Each year on my brain anniversary, I send a note to my surgeon and to my doctor and just tell them how appreciative I am that I'm still here to be able to send that note.

Bill Doyle
Executive Chairman, Novocure

So when Professor Palti handed the reins to Asaf and me to commercialize his invention, he emphasized two things. First and foremost was that this was for patients and that we were to do everything that we could to bring this new therapeutic modality to cancer patients. The second thing he emphasized was that if we were going to be successful, we had to build on a foundation of science. He knew, and I think we've all seen, that bringing something brand new, unexpected into medical practice is not easy. And the only way to do that is through science, research, and data. And we've maintained that commitment from day one with Professor Palti.
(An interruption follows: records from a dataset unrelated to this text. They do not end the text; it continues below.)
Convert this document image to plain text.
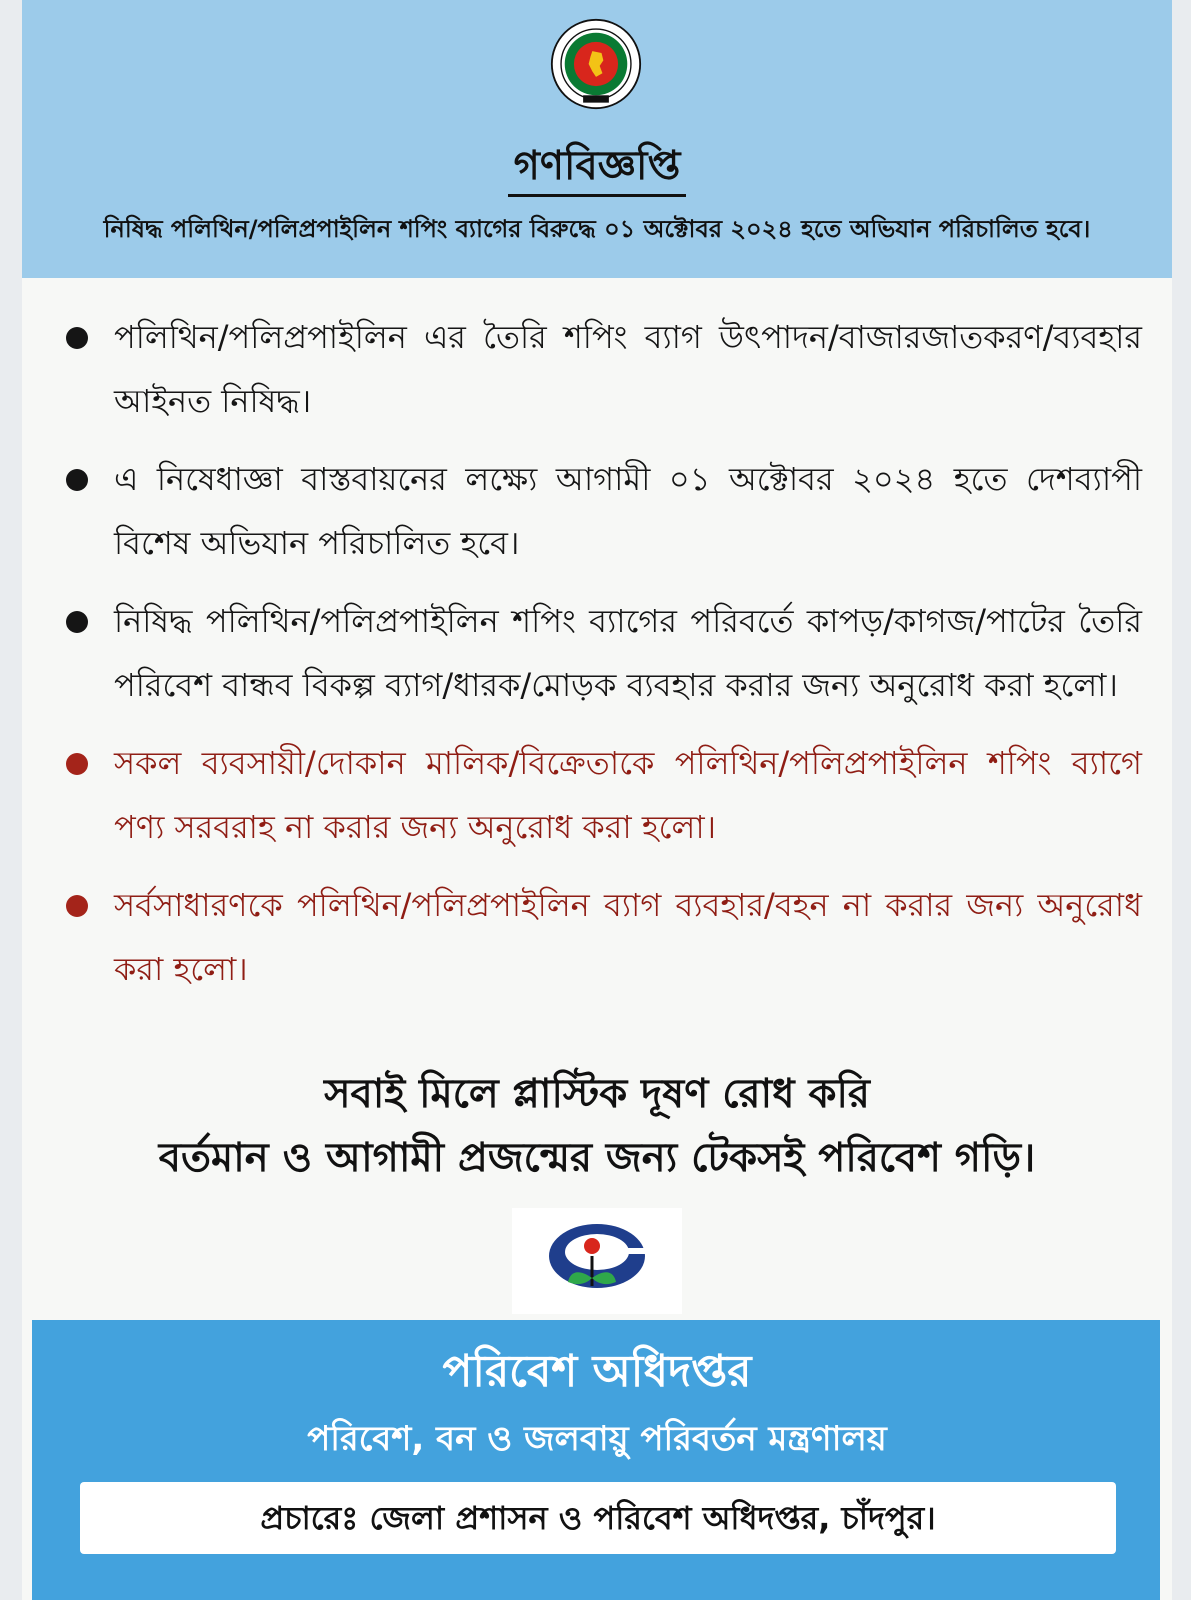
গণবিজ্ঞপ্তি
নিষিদ্ধ পলিথিন/পলিপ্রপাইলিন শপিং ব্যাগের বিরুদ্ধে ০১ অক্টোবর ২০২৪ হতে অভিযান পরিচালিত হবে।
পলিথিন/পলিপ্রপাইলিন এর তৈরি শপিং ব্যাগ উৎপাদন/বাজারজাতকরণ/ব্যবহার আইনত নিষিদ্ধ।
এ নিষেধাজ্ঞা বাস্তবায়নের লক্ষ্যে আগামী ০১ অক্টোবর ২০২৪ হতে দেশব্যাপী বিশেষ অভিযান পরিচালিত হবে।
নিষিদ্ধ পলিথিন/পলিপ্রপাইলিন শপিং ব্যাগের পরিবর্তে কাপড়/কাগজ/পাটের তৈরি পরিবেশ বান্ধব বিকল্প ব্যাগ/ধারক/মোড়ক ব্যবহার করার জন্য অনুরোধ করা হলো।
সকল ব্যবসায়ী/দোকান মালিক/বিক্রেতাকে পলিথিন/পলিপ্রপাইলিন শপিং ব্যাগে পণ্য সরবরাহ না করার জন্য অনুরোধ করা হলো।
সর্বসাধারণকে পলিথিন/পলিপ্রপাইলিন ব্যাগ ব্যবহার/বহন না করার জন্য অনুরোধ করা হলো।
সবাই মিলে প্লাস্টিক দূষণ রোধ করি
বর্তমান ও আগামী প্রজন্মের জন্য টেকসই পরিবেশ গড়ি।
পরিবেশ অধিদপ্তর
পরিবেশ, বন ও জলবায়ু পরিবর্তন মন্ত্রণালয়
প্রচারেঃ জেলা প্রশাসন ও পরিবেশ অধিদপ্তর, চাঁদপুর।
And we've continued to take all the resources that we've been able to generate and to put it into further research, further development, and further expansion to help patients.

I'm going to end today thanking all of my internal colleagues. This seems like you just snap your fingers and something like this comes together. But it's the result of a tremendous amount of work internally. And I also want to thank all of our colleagues external to Novocure from around the world. This is not a single company activity. As we mentioned, it's an ecosystem. And we're thankful for all of your efforts, again, focused on the patient to bring our therapy to those in need. There is an expo hall that's also available. It'll be available until 5:00 P.M. today. So I would encourage everyone to visit that for further information. And with that, I will say have a good day. And we will see you all soon.